Born in Mexico to American parents, Grant moved with his parents to Louisville, Ky., at the age of 12 and made that city the center of his life. 

He spent a year at Lawrenceville but came to Princeton after a year at Christ’s Hospital (School), Horsham, Sussex, England on a scholarship from the English-Speaking Union. He was a member of Cloister Inn and majored in English, writing his thesis on “Debate between Bartholomew de las Casas and Gines de Sepulveda.” 

Grant was drafted into the Army after graduation and spent most of the next two years in Newfoundland.
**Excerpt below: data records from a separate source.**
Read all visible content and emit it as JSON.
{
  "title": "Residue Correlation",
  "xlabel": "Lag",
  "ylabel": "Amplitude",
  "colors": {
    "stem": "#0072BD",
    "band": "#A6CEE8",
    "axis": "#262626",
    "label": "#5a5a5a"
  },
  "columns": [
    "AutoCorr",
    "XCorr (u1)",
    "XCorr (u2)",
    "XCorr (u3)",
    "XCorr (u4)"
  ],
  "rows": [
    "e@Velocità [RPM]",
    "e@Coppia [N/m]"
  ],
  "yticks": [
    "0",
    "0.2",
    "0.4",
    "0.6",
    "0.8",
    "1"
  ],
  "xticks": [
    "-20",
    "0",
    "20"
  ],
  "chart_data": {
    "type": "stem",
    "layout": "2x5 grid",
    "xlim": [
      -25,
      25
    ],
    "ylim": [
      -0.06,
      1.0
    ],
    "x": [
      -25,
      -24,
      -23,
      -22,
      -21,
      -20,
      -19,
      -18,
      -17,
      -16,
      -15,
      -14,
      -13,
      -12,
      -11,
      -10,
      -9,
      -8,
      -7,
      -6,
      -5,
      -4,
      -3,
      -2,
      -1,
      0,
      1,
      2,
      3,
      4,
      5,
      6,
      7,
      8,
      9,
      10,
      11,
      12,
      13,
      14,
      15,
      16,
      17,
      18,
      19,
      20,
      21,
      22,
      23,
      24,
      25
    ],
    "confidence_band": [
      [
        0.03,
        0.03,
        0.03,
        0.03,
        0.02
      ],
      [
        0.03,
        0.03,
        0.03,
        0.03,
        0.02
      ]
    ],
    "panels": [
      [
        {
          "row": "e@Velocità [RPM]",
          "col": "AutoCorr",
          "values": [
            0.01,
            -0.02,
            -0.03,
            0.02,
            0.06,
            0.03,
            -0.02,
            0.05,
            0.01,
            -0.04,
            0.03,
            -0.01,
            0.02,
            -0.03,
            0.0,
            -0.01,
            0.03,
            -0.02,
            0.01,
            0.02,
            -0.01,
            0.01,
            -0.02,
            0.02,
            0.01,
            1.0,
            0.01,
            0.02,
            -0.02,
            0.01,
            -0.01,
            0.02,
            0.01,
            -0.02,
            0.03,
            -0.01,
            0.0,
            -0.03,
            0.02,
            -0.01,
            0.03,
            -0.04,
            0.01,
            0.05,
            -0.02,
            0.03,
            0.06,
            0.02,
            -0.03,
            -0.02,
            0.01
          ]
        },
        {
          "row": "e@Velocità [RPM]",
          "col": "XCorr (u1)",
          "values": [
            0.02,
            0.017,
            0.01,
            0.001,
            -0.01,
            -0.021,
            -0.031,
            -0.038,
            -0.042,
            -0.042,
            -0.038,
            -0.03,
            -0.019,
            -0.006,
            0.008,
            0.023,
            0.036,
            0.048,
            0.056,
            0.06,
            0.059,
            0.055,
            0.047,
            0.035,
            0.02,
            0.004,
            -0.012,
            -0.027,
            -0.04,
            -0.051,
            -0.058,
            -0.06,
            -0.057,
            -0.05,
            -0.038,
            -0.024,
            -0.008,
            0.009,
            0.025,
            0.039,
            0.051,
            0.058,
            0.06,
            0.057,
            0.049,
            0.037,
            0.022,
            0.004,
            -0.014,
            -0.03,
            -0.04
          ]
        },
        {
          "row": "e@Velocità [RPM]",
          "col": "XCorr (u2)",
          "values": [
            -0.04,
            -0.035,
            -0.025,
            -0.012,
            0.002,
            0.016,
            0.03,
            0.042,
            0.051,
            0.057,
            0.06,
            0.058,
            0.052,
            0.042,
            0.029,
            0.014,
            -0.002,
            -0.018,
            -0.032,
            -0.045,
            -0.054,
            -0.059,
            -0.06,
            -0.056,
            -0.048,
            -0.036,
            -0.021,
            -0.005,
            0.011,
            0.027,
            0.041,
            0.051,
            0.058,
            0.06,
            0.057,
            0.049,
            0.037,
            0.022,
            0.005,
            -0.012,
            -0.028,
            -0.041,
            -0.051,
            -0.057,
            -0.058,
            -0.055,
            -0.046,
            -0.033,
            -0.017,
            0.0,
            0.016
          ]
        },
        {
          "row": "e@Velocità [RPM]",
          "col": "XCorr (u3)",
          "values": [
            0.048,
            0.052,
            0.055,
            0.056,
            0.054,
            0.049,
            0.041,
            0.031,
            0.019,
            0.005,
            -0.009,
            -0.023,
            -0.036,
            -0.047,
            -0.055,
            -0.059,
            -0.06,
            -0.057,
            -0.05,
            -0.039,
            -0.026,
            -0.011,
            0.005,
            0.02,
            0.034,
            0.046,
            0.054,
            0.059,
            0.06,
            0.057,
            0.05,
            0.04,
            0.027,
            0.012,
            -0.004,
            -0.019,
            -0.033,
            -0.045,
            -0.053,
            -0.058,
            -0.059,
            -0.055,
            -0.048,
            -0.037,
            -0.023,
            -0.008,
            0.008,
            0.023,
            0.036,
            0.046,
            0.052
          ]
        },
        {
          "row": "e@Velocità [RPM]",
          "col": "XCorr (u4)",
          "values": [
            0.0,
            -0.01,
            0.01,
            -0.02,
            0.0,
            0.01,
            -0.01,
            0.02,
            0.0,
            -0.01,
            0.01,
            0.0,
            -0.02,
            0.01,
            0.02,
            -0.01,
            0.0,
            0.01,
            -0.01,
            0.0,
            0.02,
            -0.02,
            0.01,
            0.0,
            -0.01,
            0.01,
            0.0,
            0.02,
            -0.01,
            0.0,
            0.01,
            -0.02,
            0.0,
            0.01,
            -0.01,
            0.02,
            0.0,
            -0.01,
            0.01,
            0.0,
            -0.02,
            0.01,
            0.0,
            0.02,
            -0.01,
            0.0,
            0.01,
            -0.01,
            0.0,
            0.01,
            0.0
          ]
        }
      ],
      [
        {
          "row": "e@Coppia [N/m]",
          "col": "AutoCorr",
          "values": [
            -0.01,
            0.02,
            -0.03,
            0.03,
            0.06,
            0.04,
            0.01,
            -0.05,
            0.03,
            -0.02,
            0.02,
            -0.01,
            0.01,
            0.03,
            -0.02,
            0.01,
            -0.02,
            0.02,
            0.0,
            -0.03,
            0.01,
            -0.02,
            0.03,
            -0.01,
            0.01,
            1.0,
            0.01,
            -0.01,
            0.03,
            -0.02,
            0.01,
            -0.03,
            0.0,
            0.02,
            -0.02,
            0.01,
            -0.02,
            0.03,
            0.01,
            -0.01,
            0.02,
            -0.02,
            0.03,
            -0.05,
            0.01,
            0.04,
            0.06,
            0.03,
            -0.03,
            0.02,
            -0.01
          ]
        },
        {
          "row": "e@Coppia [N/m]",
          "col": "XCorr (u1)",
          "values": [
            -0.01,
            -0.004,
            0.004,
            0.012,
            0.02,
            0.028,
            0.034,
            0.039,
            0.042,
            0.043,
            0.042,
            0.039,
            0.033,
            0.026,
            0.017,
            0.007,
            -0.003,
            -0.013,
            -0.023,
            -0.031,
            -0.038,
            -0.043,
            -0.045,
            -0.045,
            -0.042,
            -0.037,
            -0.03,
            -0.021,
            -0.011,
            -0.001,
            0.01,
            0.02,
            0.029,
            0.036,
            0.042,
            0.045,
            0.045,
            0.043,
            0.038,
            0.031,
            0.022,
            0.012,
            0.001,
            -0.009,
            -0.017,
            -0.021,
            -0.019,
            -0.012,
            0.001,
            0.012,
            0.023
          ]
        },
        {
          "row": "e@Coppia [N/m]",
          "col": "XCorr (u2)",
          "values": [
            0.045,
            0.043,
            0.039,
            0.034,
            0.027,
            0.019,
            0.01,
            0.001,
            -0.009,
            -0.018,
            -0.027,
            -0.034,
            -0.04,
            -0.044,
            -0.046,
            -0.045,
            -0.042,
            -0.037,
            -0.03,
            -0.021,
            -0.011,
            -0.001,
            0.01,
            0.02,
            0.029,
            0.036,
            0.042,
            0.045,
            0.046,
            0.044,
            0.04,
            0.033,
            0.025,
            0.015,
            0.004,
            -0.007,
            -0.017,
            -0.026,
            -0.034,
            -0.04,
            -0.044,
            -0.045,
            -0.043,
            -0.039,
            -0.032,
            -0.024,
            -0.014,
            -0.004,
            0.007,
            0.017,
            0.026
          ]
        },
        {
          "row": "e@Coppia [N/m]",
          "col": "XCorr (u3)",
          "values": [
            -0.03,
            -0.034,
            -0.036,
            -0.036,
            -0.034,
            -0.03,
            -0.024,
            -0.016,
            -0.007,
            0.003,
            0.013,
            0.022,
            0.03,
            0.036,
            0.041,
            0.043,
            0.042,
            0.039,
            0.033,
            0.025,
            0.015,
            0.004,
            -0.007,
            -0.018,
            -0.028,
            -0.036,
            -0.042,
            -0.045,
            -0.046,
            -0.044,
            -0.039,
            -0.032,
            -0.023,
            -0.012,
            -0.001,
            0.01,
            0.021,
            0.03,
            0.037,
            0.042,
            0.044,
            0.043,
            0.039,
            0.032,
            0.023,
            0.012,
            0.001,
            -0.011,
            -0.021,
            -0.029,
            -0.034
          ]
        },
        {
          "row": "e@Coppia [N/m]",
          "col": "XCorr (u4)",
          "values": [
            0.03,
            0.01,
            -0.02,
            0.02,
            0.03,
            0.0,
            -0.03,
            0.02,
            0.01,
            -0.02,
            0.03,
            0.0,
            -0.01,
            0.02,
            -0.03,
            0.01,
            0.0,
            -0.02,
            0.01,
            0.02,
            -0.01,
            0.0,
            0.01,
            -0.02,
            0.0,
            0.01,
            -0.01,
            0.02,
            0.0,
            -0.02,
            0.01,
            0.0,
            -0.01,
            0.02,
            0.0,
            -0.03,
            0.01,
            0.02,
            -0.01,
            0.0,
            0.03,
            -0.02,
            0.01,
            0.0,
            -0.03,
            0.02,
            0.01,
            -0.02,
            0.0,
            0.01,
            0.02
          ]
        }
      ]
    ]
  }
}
He returned to civilian life at Harvard Law School and went to work after graduation with a law firm in Louisville, where he became a partner in 1962 and maintained an office the rest of his life. Practicing corporate law, Grant wrote he liked “to think I am successful because I do not let my clients or my opponents forget that human beings are involved in all transactions that wind up in litigation.” 

Concerned for the proper use of the English language, Grant would give young associates exercises in remedial reading and writing. “Shakespeare,” he would say, was his “favorite hobby” and in pursuit of this hobby, he audited graduate classes at the University of Louisville, attended the historic 2001 Blackfriars’ Shakespeare Conference in Staunton, Va., and became a member of the Shakespeare Oxford Society. He and his wife established a pattern of traveling to Cambridge, England, every other year to attend summer school classes in Shakespeare. 

Grant died July 7, 2022. He is survived by his wife, Sylvia; his sons, G. Macaulay Bruton and Ian C. Bruton; three grandsons; and two stepdaughters.